Night rides are my favorite way to beat the heat during the dog days of summer. I met up with some friends last weekend as the full  moon rose to go riding, but it just kind of petered out before it went anywhere. As I pedaled home, I thought to myself that it was still a beautiful night, I still had energy, and damn it, I still wanted to ride!

So I did a U-turn and headed south on the new bike path by the LRT tracks to see how far I could get on bike paths. It turns out I got pretty far.

The point where the city stopped.

My biggest complaints about this new path are that it’s next to a noisy, busy street, and it’s completely out in the open, with nothing to provide shelter or shade (which is particularly important to fair-skinned me on a sunny day). The night time, though, is the perfect time to enjoy the fresh, smooth tarmac while having the sleeping streets and cool breeze to myself.

I rode to the edge of sprawl, the sprawl frontier, if you will.

This is what sprawl looks like. Move to a new suburb at the edge of town to be closer to the country, and the only large trees in the area are set to be taken down to make room for all the other people who want to live close to the countryside.

For its population size, Edmonton is one of the largest cities, area-wise, in the world.
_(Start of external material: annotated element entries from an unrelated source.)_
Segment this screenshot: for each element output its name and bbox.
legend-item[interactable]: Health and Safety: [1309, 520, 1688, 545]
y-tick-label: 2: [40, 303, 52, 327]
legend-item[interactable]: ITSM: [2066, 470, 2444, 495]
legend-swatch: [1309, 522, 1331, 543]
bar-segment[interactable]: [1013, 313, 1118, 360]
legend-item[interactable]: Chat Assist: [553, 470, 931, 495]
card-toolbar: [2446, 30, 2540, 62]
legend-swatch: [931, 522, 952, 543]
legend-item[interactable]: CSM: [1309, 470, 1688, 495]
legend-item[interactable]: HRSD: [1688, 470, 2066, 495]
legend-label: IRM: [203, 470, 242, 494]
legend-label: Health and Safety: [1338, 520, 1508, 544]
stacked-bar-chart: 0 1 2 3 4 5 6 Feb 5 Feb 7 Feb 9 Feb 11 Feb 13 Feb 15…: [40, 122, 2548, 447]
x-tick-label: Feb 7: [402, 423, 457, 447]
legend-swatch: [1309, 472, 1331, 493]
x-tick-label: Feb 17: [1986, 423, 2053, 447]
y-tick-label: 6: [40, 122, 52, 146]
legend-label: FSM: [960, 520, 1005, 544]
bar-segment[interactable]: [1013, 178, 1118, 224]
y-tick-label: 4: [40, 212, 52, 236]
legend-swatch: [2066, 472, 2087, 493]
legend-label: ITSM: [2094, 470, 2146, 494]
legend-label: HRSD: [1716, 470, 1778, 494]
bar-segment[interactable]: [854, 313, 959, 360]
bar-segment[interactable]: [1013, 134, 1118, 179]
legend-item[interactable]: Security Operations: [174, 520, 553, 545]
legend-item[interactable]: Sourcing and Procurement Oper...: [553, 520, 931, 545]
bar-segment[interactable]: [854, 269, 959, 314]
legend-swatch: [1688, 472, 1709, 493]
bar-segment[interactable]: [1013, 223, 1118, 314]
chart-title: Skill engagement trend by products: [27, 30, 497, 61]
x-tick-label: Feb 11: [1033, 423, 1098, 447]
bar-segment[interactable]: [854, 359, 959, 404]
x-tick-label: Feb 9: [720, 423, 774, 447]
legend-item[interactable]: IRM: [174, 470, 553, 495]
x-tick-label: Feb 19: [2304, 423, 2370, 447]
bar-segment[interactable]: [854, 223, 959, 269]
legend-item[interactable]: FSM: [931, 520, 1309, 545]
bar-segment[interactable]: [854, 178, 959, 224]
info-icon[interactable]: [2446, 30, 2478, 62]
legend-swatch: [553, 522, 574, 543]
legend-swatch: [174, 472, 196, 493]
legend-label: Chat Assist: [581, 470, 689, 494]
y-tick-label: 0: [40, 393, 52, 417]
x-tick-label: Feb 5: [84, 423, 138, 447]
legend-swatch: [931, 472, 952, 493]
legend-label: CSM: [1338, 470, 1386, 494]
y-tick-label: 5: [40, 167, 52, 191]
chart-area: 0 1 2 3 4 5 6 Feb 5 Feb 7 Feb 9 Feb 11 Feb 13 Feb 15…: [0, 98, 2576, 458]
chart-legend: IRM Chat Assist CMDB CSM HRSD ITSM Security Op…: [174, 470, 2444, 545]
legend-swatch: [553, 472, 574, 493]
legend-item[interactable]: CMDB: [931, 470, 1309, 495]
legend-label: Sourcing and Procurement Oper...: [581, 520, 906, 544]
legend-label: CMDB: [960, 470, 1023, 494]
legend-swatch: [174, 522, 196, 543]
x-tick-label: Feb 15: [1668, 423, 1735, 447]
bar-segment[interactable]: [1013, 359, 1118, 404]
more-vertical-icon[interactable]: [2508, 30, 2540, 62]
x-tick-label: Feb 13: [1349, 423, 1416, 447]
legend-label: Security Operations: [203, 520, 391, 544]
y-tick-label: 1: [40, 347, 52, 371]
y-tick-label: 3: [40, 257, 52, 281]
And it continues to expand at an alarming rate.

With storms on the horizon, and 140 blocks from home I raced home on lovely Marjory, on the front cusp of a little boomer, under the first light sprinkles of rain for nearly the whole way

Nearing home, nearing dawn.

When I finally got home, I checked a map to see where I had wandered (and got lost – not a good first impression Twin Brooks!) only to find many of the places I’d been were so new they weren’t even on it. By next summer, there will surely be even more houses, more condos, more streets, more cars, more of the same, and it’ll be that much further to ride out to a semblance of countryside.

Work is What Happens In Between Bike Rides

3 05 2010

Hello spring!

A blue sky, a strong, warm wind, skin that hasn't seen the sun since 2009, bright stripey socks, red stubby riding gloves, bike shorts, a swift steed and a million dollar view. What else could a girl want?

Pausing at a bend in the path.

Sunshine after an April shower.

Goose over Walterdale.

Marjory in the pines (though I think they're actually spruce, but pines sounds better).

And at long last, a thoroughly soaking rain.